In Canada, the new National Expert Committee on Countering Radicalization to Violence will help ensure the implementation of the national strategy. New rules in India will require social media platforms to implement automated screening tools and remove posts or videos which officials consider 'libelous, invasive of privacy, hateful, or deceptive'. Pakistan plans to do the same: the Information Minister has announced ‘a mechanism... to control hate speech on social media.’
The issue has also caught the attention of UN Secretary General Antonio Guterres, who has mandated the Special Advisor on Genocide Prevention, Adama Dieng, to ‘bring together a UN team to scale up our response to hate speech, (to) define a system-wide strategy and present a global plan of action on a fast track basis’.
Although self-regulation and new rules present a stronger way of curbing the spread of harmful content, this is not sufficient. Appropriate frameworks need to incorporate awareness-raising campaigns and programmes that promote tolerance and increase the levels of digital literacy.

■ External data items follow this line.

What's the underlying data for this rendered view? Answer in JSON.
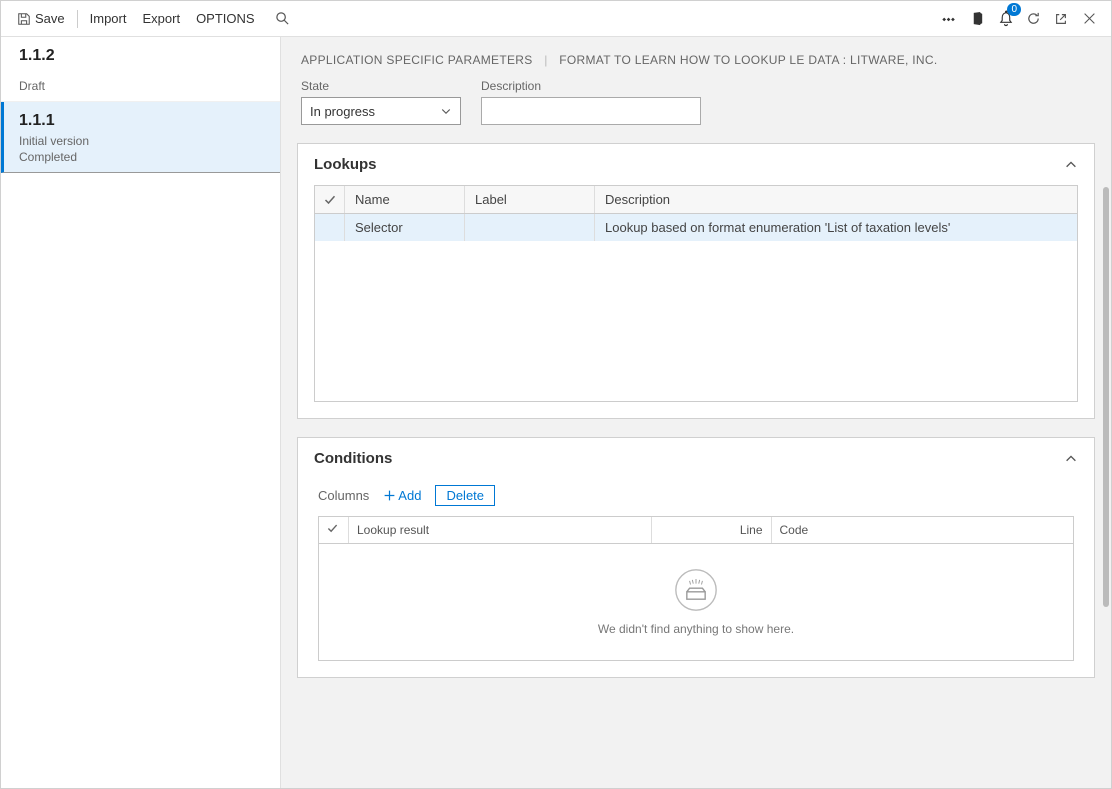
{
  "toolbar": {
    "save_label": "Save",
    "import_label": "Import",
    "export_label": "Export",
    "options_label": "OPTIONS",
    "badge_count": "0"
  },
  "sidebar": {
    "versions": [
      {
        "title": "1.1.2",
        "sub1": "Draft",
        "sub2": ""
      },
      {
        "title": "1.1.1",
        "sub1": "Initial version",
        "sub2": "Completed"
      }
    ]
  },
  "breadcrumb": {
    "part1": "APPLICATION SPECIFIC PARAMETERS",
    "part2": "FORMAT TO LEARN HOW TO LOOKUP LE DATA : LITWARE, INC."
  },
  "fields": {
    "state_label": "State",
    "state_value": "In progress",
    "description_label": "Description",
    "description_value": ""
  },
  "lookups": {
    "title": "Lookups",
    "columns": {
      "name": "Name",
      "label": "Label",
      "description": "Description"
    },
    "rows": [
      {
        "name": "Selector",
        "label": "",
        "description": "Lookup based on format enumeration 'List of taxation levels'"
      }
    ]
  },
  "conditions": {
    "title": "Conditions",
    "columns_label": "Columns",
    "add_label": "Add",
    "delete_label": "Delete",
    "headers": {
      "result": "Lookup result",
      "line": "Line",
      "code": "Code"
    },
    "empty_text": "We didn't find anything to show here."
  }
}
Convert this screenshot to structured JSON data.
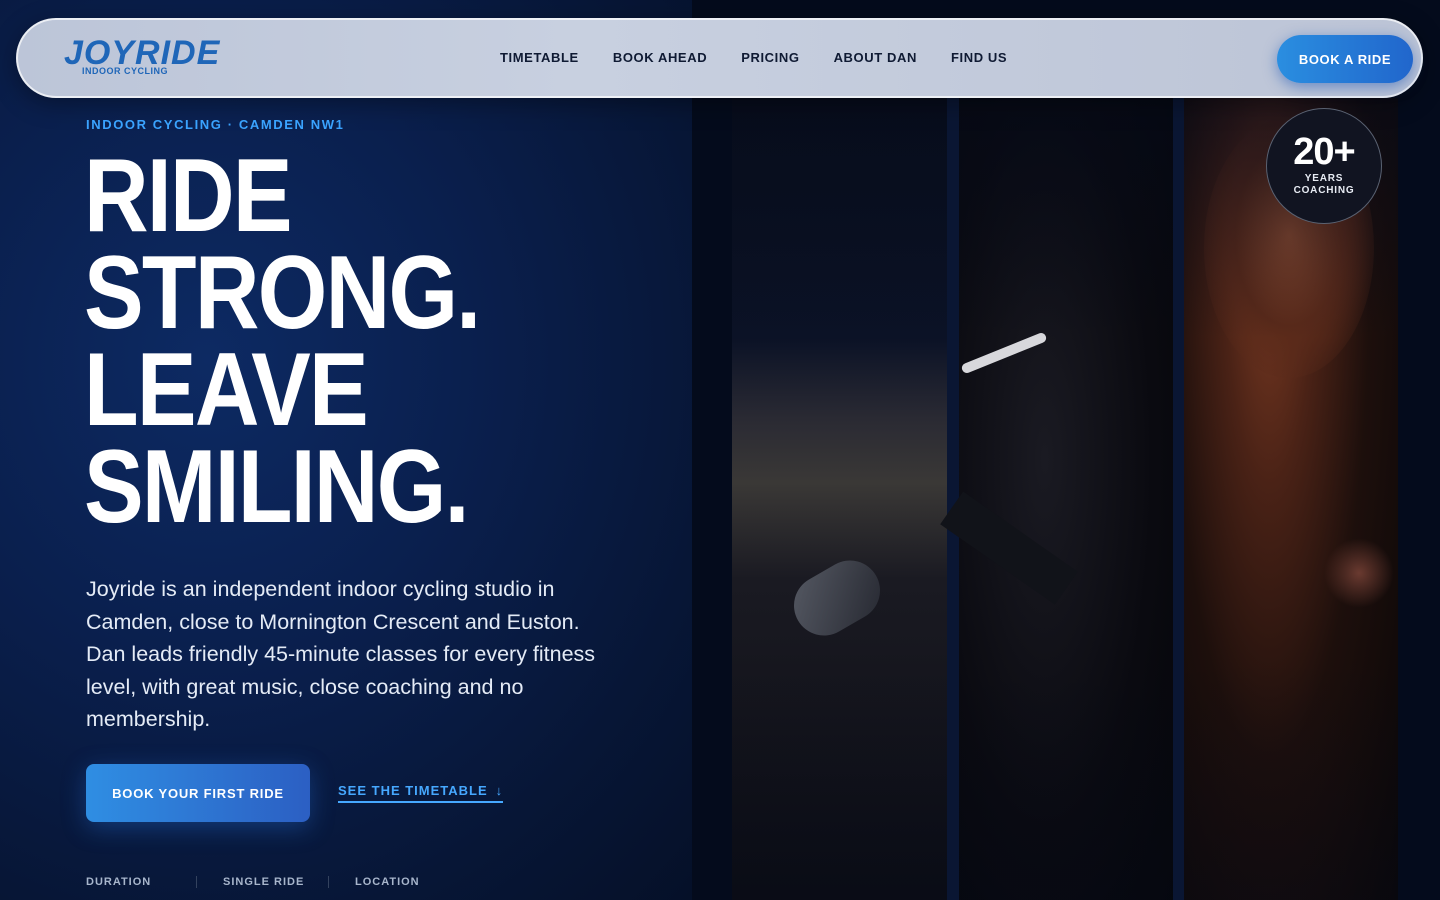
{
  "nav": {
    "logo_text": "JOYRIDE",
    "logo_subtext": "INDOOR CYCLING",
    "links": [
      "TIMETABLE",
      "BOOK AHEAD",
      "PRICING",
      "ABOUT DAN",
      "FIND US"
    ],
    "cta": "BOOK A RIDE"
  },
  "hero": {
    "eyebrow": "INDOOR CYCLING · CAMDEN NW1",
    "headline": [
      "RIDE",
      "STRONG.",
      "LEAVE",
      "SMILING."
    ],
    "intro": "Joyride is an independent indoor cycling studio in Camden, close to Mornington Crescent and Euston. Dan leads friendly 45-minute classes for every fitness level, with great music, close coaching and no membership.",
    "primary_button": "BOOK YOUR FIRST RIDE",
    "secondary_link": "SEE THE TIMETABLE",
    "secondary_arrow": "↓",
    "stats": [
      "DURATION",
      "SINGLE RIDE",
      "LOCATION"
    ]
  },
  "badge": {
    "number": "20+",
    "label_line1": "YEARS",
    "label_line2": "COACHING"
  },
  "colors": {
    "accent": "#3aa3ff",
    "cta_blue": "#2a8ee0",
    "background": "#051028"
  }
}
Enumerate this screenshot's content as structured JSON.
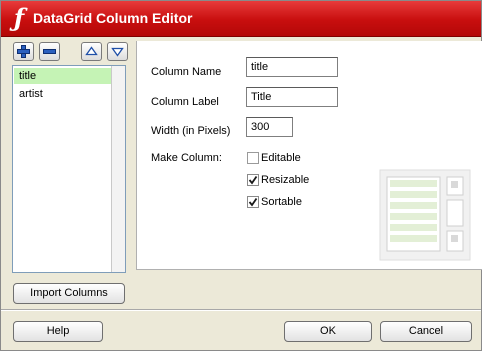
{
  "window": {
    "title": "DataGrid Column Editor"
  },
  "toolbar": {
    "add_icon": "plus-icon",
    "remove_icon": "minus-icon",
    "move_up_icon": "triangle-up-icon",
    "move_down_icon": "triangle-down-icon"
  },
  "columns_list": {
    "items": [
      {
        "label": "title",
        "selected": true
      },
      {
        "label": "artist",
        "selected": false
      }
    ]
  },
  "form": {
    "column_name_label": "Column Name",
    "column_name_value": "title",
    "column_label_label": "Column Label",
    "column_label_value": "Title",
    "width_label": "Width (in Pixels)",
    "width_value": "300",
    "make_column_label": "Make Column:",
    "options": [
      {
        "label": "Editable",
        "checked": false
      },
      {
        "label": "Resizable",
        "checked": true
      },
      {
        "label": "Sortable",
        "checked": true
      }
    ]
  },
  "buttons": {
    "import_columns": "Import Columns",
    "help": "Help",
    "ok": "OK",
    "cancel": "Cancel"
  },
  "colors": {
    "title_bar": "#d01717",
    "selected_row": "#c5f3b5",
    "toolbar_icon": "#1f4fa8"
  }
}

2. Cybersecurity: Old concerns and new policy initiatives
Cyber incidents have not abated. In early March, a cyber-attack on Venezuela’s hydroelectric power operations caused a major power outage. The country’s president attributed the cyber-attack to the USA, but this was promptly denied by the US Secretary of State. One of the world’s biggest aluminium producers, Norsk Hydro, was also hit by a major ransom cyber-attack affecting production systems and causing loss estimated at more than $40 million.
Looking ahead, cybersecurity concerns are looming over upcoming elections in Europe and Indonesia. Security firm FireEye has alleged that two Russian state-sponsored hacking groups have targeted European government systems to gather information that could be used against particular political parties or candidates ahead of the European Parliament elections in May.
Indonesia’s elections are also vulnerable to attacks: the head of the country’s General Elections Commission said that hackers are attacking the country’s voter database in an attempt to create hake votes identities. Although some of the attacks allegedly originated in Russia and China, both countries denied the accusations.
As more cyber threats emerge, governments and intergovernmental organisations are coming up with new policy and regulatory initiatives to address the issues. The EU’s Council adopted the EU Law Enforcement Emergency Response Protocol, to facilitate the investigation of cyber incidents. The protocol gives a central role to Europol’s European Cybercrime Centre (EC3) to support EU law enforcement authorities in providing response to cross-border cyber incidents of a suspected criminal nature.
One can easily predict that there will be more cyber attacks and interference with critical infrastructures and electoral systems. Simultaneously, questions will continue to arise on the effectiveness of policy responses when it comes to ensuring protection from or responses to cyber-attacks.
3. The Internet economy in focus… again
The pressure on tech companies to tackle concerns over harmful content, competition practices, and tax rules, continued to mount. The number of fines imposed by authorities has also risen.
In March, the European Commission fined Google €1.49 billion for abusing its dominant position in the market for online advertising related to its AdSense advertising service. According to the Commission, Google has abused its dominant position in the market by imposing anti-competitive contractual restrictions on third-party websites. This is the third antitrust fine for Google by the EU in the last three years.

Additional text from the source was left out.